The Church at South Las Vegas was just one of the countless Las Vegas real estate deals that went into Chapter 11 bankruptcy with the Great Recession, but it's on track to finish much better than most.
The independent Christian denomination, which claims more than 4,000 members, has found a financial angel who has put up most of the $4 million package that will pay off mortgage lender First Bank of Creve Coeur, Mo. Canadian businessman and philanthropist Ron Fehr, a friend of church board member and pastor Jude Fouquier, will provide a $2.3 million loan at zero direct interest, and will donate outright $700,000. The church will kick in $1 million from funds on hand.
Bankruptcy court documents do not list the exact amount that the bank accepted as total payment on the $7.9 million it is owed, however.
If the deal closes by Feb. 24 -- church attorney Gabrielle Hamm said the money is already in escrow -- the church would dismiss its bankruptcy and return to normal operations.
The 9-year-old church, which gained fame beyond its Henderson home for its Hookers for Jesus ministry to prostitutes, took out a $9.1 million loan in 2007 to refinance its nondescript building in an office park and to purchase an adjacent two-acre parcel. When the growing church prepared to break ground on a new auditorium it came in conflict with the bank.
"The Church at South Las Vegas never missed a payment," Fouquier said. "But when we wanted to build the auditorium with money contributed by our members, the bank declared a default" because the Las Vegas real estate crash reduced the property value well below the amount owed.
But in court papers, Therese DeGroot, market president of the bank's religious lending group, said the bank thought it had an agreement with church leader and founder Benny Perez, also a pastor, to use member contributions to pay down debt first.
Because of the dispute, the church halted loan payments last May, leading to the bankruptcy filing two months later.

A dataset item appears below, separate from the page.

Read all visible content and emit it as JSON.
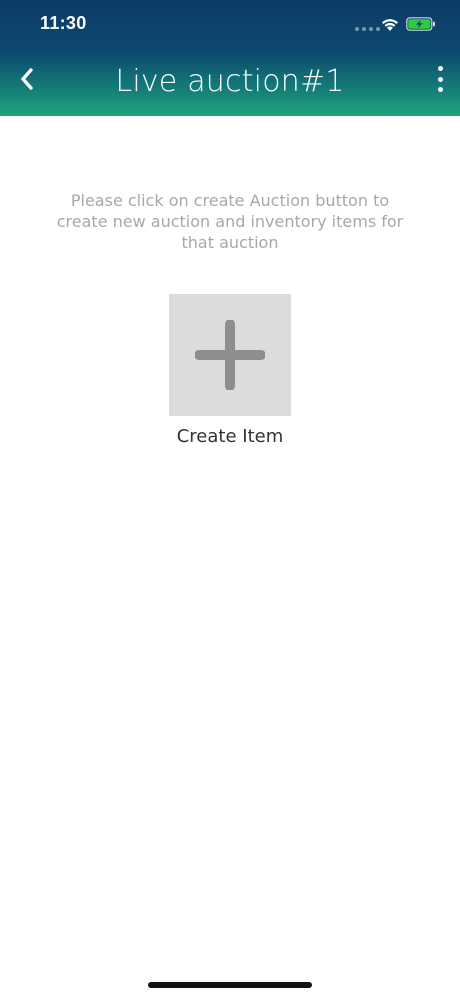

The case then moved to the legally thorny issue of whether the bank could claim the collection plate as part of its collateral. This stance, Hamm said, helped drive the settlement for the undisclosed payoff that was reached in November.
Church lending has emerged as a sizable niche in recent years. According to DeGroot, the United States has about 350,000 churches controlling $400 billion in assets, with total religious giving running $101 billion in 2010, an attractive market to some financial institutions.
However, a limping economy has hit the pulpit.
"Churches are no different than the economy in general," said Alan Barclay, CEO of Church Security Finance in Houston. "But churches are usually very conservative about taking on debt and will do everything they can do avoid a default."
Another church lender, who requested anonymity, said donations suffered as unemployment rose.
"When money is tight, people will take care of their mortgage and utilities first," the lender said. "They decide that they can get away with it for a while if they don't pay God."
As a result, DeGroot said in court papers, church lending has run into "the highest level of defaults, both strategic and cash-flow-driven, ever experienced in the market."
During the year's first half, according to Chief Financial Officer Deborah Whittington, the Church at South Las Vegas averaged monthly revenue of $356,000 and $36,000 cash flow after basic expenses. After an appraisal showed the church property was worth only $2.4 million, compared with the $7.9 million owed on the loan, "(I)t is simply impossible for the church to continue to sustain the monthly note payments of $51,929 and at the same time raise building donations for necessary expansion."
Donation levels of prior years weren't disclosed.